# Quick question about an unheard of class at a show.



## Horses4Healing (Feb 3, 2012)

Hello,
Like the title says, I have a question about a class that I've never heard of before. The show is an Open show with Reining, Halter/Showmanship, Western Pleasure, English Pleasure, and Trail classes. In both the Western and English Divisions there are classes called "Western Country Pleasure" and "English Country Pleasure" I've never heard of these classes before and I was wondering if anyone knew what was done in these classes and how they were judged. A friend of mine says that they might be classes for gaited horses since the show has other gaited classes. But I'm not sure and neither is she. So if anyone knows and would like to inform, that would be great.

Thanks,
Horses4Healing


----------



## Roperchick (Feb 1, 2010)

im pretty sure its a gaited horse class? i think i heard it at an ASHA show i went to a few years ago. but im not 100%


----------



## hisangelonly (Oct 29, 2011)

no its not gaited. im goin to a show in september and it has country pleasure. i asked about it and she said its not gaited. try looking up videos on youtube. i know in the arabian magazines i get, the horses compete in country pleasure. id like to know how its judged too
_Posted via Mobile Device_


----------



## Lopin N Paint (May 30, 2012)

Horses4Healing said:


> Hello,
> Like the title says, I have a question about a class that I've never heard of before. The show is an Open show with Reining, Halter/Showmanship, Western Pleasure, English Pleasure, and Trail classes. In both the Western and English Divisions there are classes called "Western Country Pleasure" and "English Country Pleasure" I've never heard of these classes before and I was wondering if anyone knew what was done in these classes and how they were judged. A friend of mine says that they might be classes for gaited horses since the show has other gaited classes. But I'm not sure and neither is she. So if anyone knows and would like to inform, that would be great.
> 
> Thanks,
> Horses4Healing



Around here Western Pleasure in open shows is for your more stock horse types. Most Quarter horses, most Paints, most Appys. English Pleasure classes you'll get your more hunter types such as big lengthly Quarter horses, Paints, Apps, Thoroughbreds, some Warmblood types.
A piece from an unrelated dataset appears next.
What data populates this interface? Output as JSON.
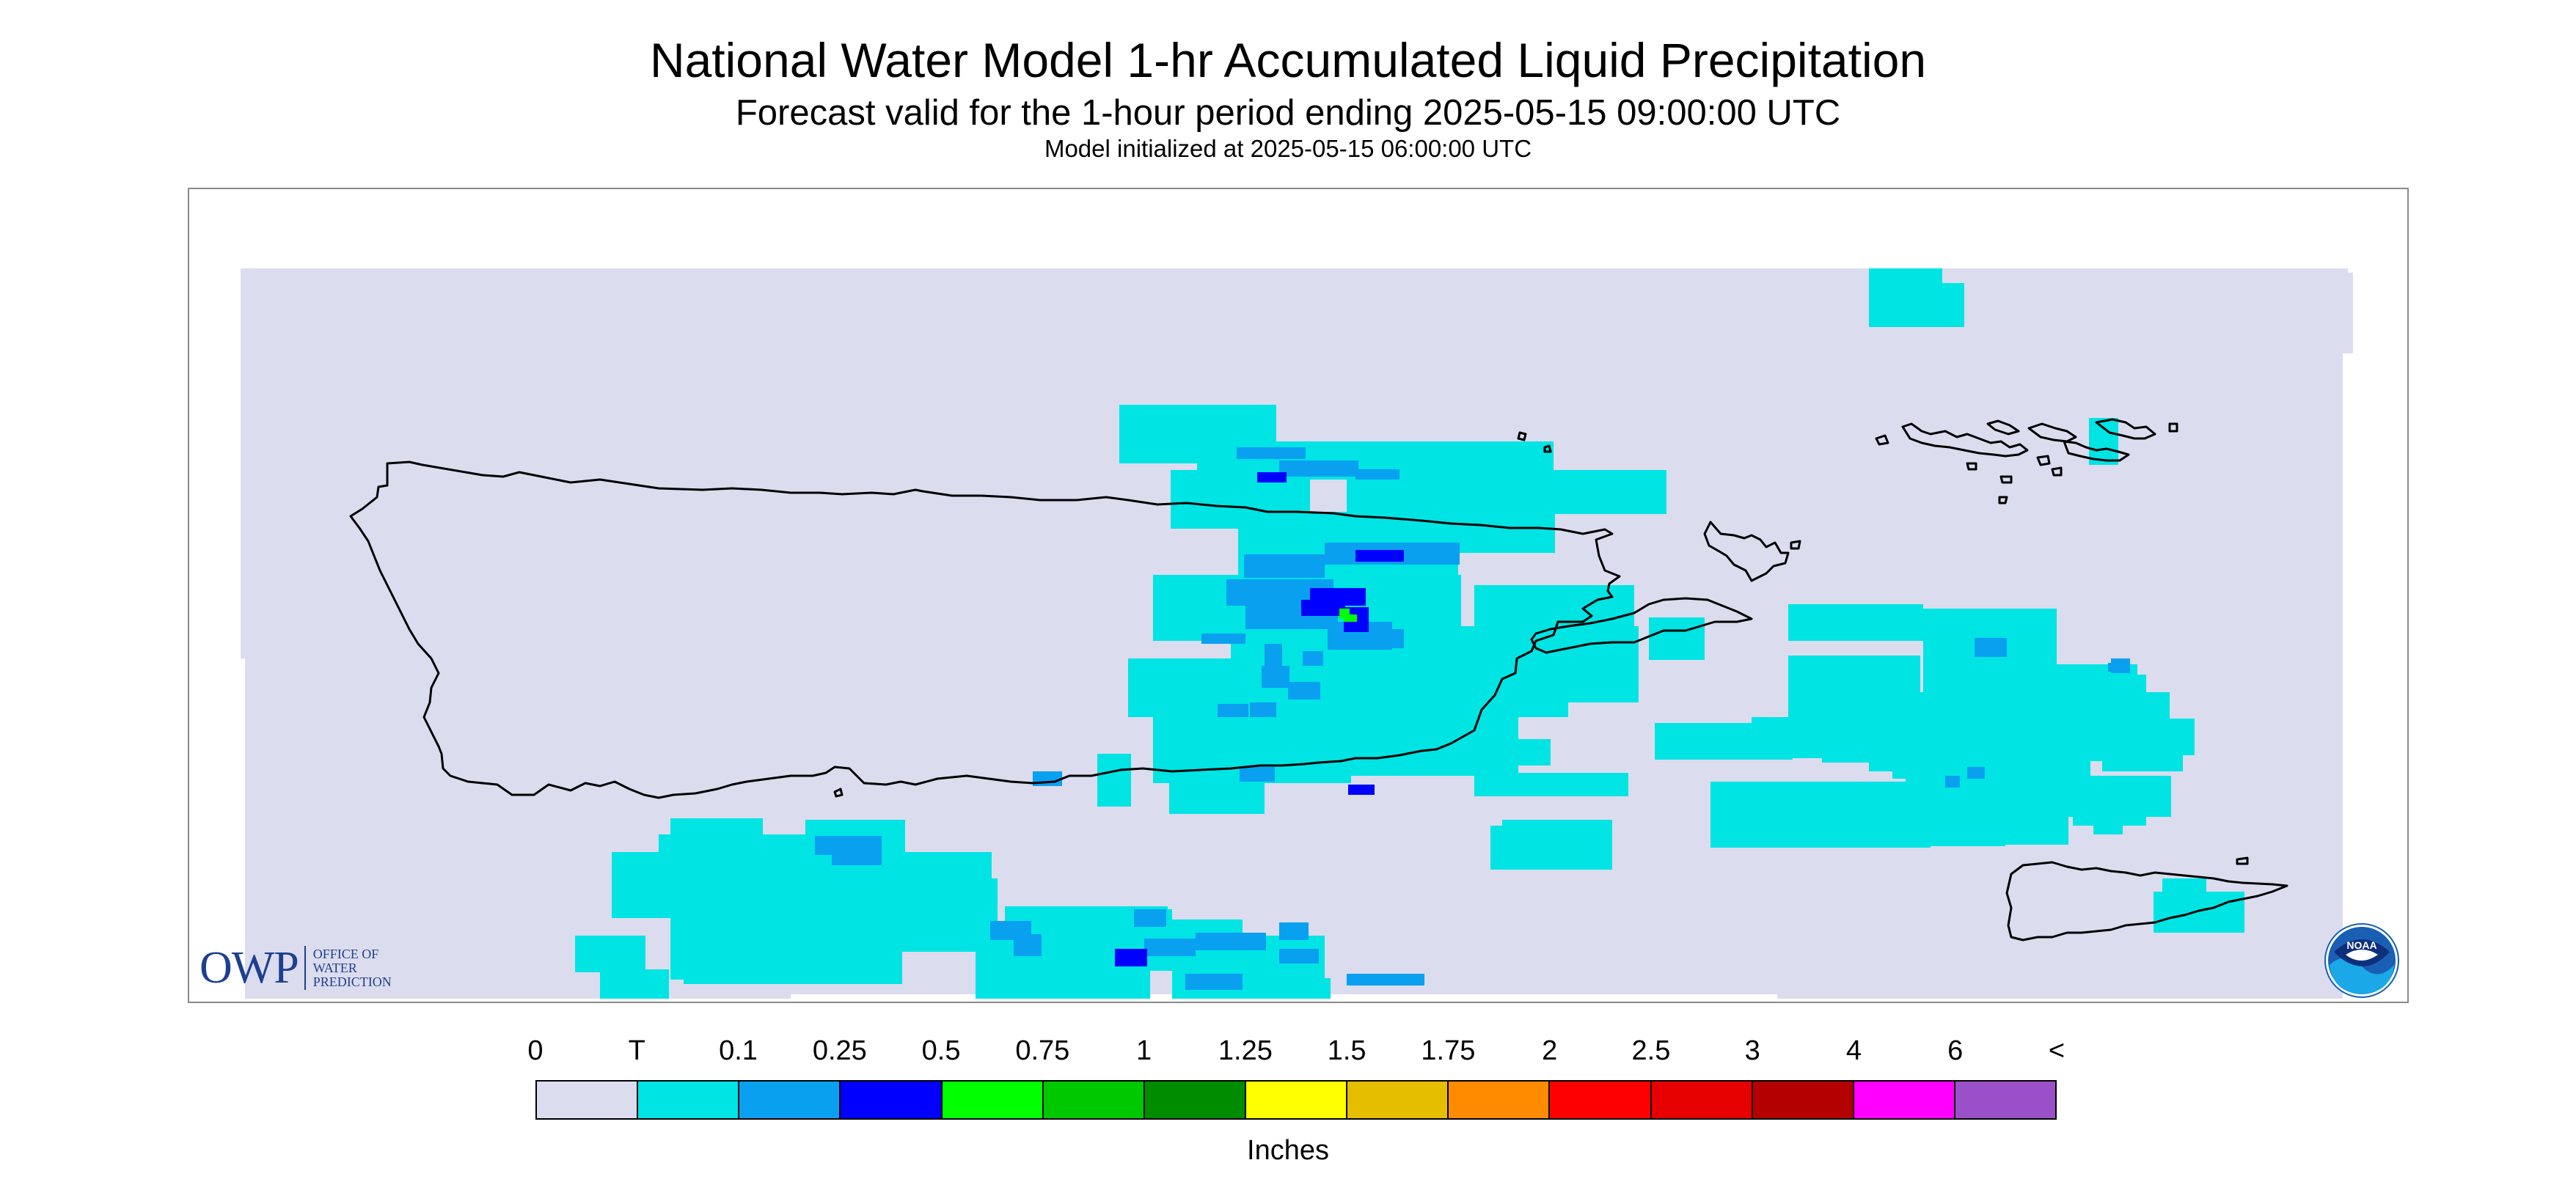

The Western and English Country Pleasure would be for Arabians, Morgans, Saddlebreds and such. Breeds with a lot more high steppin knee action and more naturally high head set. :lol:

But, that is around here.


----------



## GotaDunQH (Feb 13, 2011)

^what she said....those "country" classes are for Arabs, Morgans, ASB, NSH etc.


----------



## Speed Racer (Oct 21, 2009)

They're not classes for gaited horses. High stepping, yes. Gaited, no.


----------



## Horses4Healing (Feb 3, 2012)

Thanks guys. It makes sense 100% to me. I think its cool that they made classes for these horses since if I ever wanted to show a high stepping horse in western pleasure, I'd be bummed if they didn't have classes for my horse and I. Thanks for clearing that up!


----------